2024 read #38: Pilgrim at Tinker Creek by Annie Dillard.

Pilgrim at Tinker Creek by Annie Dillard
280 pages
Published 1974
Read from March 13 to March 28
Rating: 4.5 out of 5

Classics of nature writing are haunted by the outlines of everything we’ve destroyed.

In the fifty years since Pilgrim was published, we’ve lost uncountable numbers of birds; insect populations have been in free fall; amphibians have collapsed. The very soil has become sterile, quenched by herbicides and pesticides. Where Dillard pondered the vastness of divinity and the cruel beauty of nature under troublesome clouds of starlings, you might be lucky to see a scatter of sparrows today. Most of Tinker Creek itself, Dillard’s “one great giver,” today seems a ghost watershed, squeezed between the culs-de-sac and fulfillment centers that sprawl out from Roanoke and the I-81 corridor.

The spirit of intellectual Christianity lurking throughout this book is also pretty much extinct. At least it is in America, where the loudest elements of the faith champion a skin-deep literalism, fully commercialized and dead inside. Atheism and Christlike Christianity alike are capable of transcendence, the ecstatic revelations of humility before the infinite; the greatest exaltation an American evangelist can know is browbeating a waitress on a Sunday afternoon.

At its heart, Pilgrim is a book-length consideration of the cruelty within nature’s beauty, a rumination on how any conception of a creator god must incorporate the blood-spill as well as the birdsong, the parasite alongside the petals:

For if God is in one sense the igniter, a fireball that spins over the ground of continents, God is also the destroyer, lightning, blind power, impartial as the atmosphere. 

From an atheist’s point of view, of course, the matter is much clearer, though no less awe-making. We are intelligent animals reliant on our deeply enmeshed social bonds; beauty (or rather the appreciation of it) is the newcomer, yet vital to us nonetheless, as vital as the sometimes bloody workings of mere survival. We are part of nature, inseparable, and that is glory.

I can respect intellectual Christianity, but it has died back faster than the insects have, these last fifty years. In contrast to either atheism or intellectual Christianity, contemporary evangelicalism presents a pop-up picture book understanding of the world, a paper cutout universe merely six thousand years deep, reducing us all to children play-acting for our abusive sky-dad’s jollies. Animals, plants, nature as a whole — all of it recedes into the background art from a Dick & Jane book.
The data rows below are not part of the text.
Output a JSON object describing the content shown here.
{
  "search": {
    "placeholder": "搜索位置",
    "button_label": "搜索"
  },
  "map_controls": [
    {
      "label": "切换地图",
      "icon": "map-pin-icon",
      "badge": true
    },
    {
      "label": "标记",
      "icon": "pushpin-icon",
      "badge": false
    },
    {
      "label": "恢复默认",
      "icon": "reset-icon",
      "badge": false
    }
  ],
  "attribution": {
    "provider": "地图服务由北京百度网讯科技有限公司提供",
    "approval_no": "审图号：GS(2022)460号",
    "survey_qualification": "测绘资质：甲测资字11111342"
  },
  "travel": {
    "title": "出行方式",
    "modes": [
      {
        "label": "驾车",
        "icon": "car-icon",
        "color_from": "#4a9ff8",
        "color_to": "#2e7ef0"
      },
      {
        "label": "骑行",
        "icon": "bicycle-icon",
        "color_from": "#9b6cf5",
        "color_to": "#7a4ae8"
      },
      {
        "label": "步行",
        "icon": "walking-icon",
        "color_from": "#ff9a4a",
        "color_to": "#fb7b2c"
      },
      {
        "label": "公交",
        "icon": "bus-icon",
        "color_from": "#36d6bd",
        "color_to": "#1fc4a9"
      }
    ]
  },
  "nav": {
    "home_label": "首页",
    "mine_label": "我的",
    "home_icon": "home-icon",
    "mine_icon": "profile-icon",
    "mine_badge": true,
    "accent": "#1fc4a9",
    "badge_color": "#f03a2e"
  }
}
I can only imagine how many contemporary Southern Baptists in Dillard’s western Virginia would decry her spiritual masterpiece as evolutionist sacrilege.

I’m pretty sure Robert Macfarlane name-dropped this book in one or more of his tributes to the titans of nature writing past. It’s more than worthy of such notice. Every line jolts or shimmers with the mystery of language, scintillating or concealing in intricate patterns like cloud-shadow tumbling ahead of the wind. At least once a page, this book takes my breath away:

Some trees sink taproots to rock; some spread wide mats of roots clutching at acres. They will not be blown. We run around under these obelisk-creatures, teetering on our soft, small feet. We are out on a jaunt, picnicking, fattening like puppies for our deaths. Shall I carve a name on this trunk? What if I fell in a forest: Would a tree hear?

Like the best nature writing, Pilgrim is about learning to see; and, having seen, sensing how much else exists beyond our awareness. The present is elusive, recursive, a revelation quickly lost in other stimulation. I’m reminded of The Anthropology of Turquoise or A Field Guide to Getting Lost. A magnificent book.